Cookieless Tracking mit dem Google Consent Mode

Cookieless Tracking mit dem Google Consent Mode
Alexander Pankart

Alexander Pankart

Was sind Cookies?

Bei Cookies handelt es sich um im Browser gespeicherte Daten wie Seiteneinstellungen, eigene E-Mail Adressen oder Namen. Webseiten wie Amazon oder Google speichern diese Daten. Es gibt 2 Arten von Cookies.
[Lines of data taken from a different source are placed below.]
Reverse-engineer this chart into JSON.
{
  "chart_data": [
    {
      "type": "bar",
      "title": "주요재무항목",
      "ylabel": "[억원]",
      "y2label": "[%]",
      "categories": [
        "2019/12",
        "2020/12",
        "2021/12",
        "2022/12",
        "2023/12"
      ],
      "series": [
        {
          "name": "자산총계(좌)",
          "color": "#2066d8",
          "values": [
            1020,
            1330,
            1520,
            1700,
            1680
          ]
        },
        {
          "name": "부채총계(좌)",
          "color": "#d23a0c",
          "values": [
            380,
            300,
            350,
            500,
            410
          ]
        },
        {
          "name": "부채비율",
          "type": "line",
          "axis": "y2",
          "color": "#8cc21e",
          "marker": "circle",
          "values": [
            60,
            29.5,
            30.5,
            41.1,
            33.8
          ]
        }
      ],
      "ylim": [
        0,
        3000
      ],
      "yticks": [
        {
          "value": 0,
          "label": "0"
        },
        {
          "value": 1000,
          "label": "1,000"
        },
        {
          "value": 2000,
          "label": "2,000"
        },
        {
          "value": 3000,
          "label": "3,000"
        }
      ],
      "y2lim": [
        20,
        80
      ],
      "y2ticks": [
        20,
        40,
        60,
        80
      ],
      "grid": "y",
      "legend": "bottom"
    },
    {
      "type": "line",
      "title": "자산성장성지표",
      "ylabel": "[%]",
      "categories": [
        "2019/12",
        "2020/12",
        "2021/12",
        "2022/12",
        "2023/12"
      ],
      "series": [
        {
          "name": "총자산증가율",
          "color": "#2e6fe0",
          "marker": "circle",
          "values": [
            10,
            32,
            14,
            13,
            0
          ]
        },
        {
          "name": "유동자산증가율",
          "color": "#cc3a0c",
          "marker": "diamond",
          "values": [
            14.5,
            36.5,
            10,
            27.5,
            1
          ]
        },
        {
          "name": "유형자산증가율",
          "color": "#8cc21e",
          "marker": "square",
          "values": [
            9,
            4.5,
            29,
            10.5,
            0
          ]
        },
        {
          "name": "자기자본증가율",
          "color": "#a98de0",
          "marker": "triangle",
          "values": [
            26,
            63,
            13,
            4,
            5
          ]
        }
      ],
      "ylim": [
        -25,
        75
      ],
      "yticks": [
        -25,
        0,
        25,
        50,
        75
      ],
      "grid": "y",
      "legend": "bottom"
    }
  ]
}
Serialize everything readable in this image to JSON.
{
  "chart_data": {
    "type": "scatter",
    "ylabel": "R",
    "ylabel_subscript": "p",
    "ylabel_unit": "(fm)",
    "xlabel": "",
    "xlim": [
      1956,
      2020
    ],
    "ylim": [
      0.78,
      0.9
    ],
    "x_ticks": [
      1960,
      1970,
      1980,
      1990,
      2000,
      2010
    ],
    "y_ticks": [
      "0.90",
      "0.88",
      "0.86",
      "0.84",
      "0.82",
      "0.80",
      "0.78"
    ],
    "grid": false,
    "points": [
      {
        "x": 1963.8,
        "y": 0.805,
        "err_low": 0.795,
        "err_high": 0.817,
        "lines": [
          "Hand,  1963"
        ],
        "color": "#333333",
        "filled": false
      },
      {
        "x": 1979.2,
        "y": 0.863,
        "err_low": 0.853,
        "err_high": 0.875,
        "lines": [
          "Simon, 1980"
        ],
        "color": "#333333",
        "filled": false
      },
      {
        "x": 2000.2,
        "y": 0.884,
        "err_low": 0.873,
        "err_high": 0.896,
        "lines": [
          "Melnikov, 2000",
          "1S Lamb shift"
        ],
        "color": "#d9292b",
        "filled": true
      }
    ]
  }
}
Die Session Cookies, welche hilfreiche Informationen wie Logindaten speichern, sodass man sich nicht alle paar Sekunden neu anmelden muss. Hier steht die Sicherheit im Vordergrund. Session Cookies werden nur temporär gespeichert und automatisch wieder gelöscht, wenn man die Seite wieder schließt.

Im Gegensatz zu Session Cookies, werden Tracking Cookies dauerhaft im Browser gespeichert. Diese sind unter Anderem für personalisierte Werbung oder Produktvorschläge verantwortlich.

Was ist Tracking?

Da Tracking Cookies, solange diese nicht manuell gelöscht werden, im Browser verweilen, kann man mit Analysetools wie Google Analytics & Co das Verhalten des Users messen. So sieht man als Werbetreibender welche Seiten aufgerufen wurde, wie lange ein Nutzer auf der Seite bleibt und ob dieser wertvolle Aktionen (Conversions) ausführt. Das ist jedoch nur möglich, wenn der Nutzer vorher der Sammlung von Cookies explizit zugestimmt hat.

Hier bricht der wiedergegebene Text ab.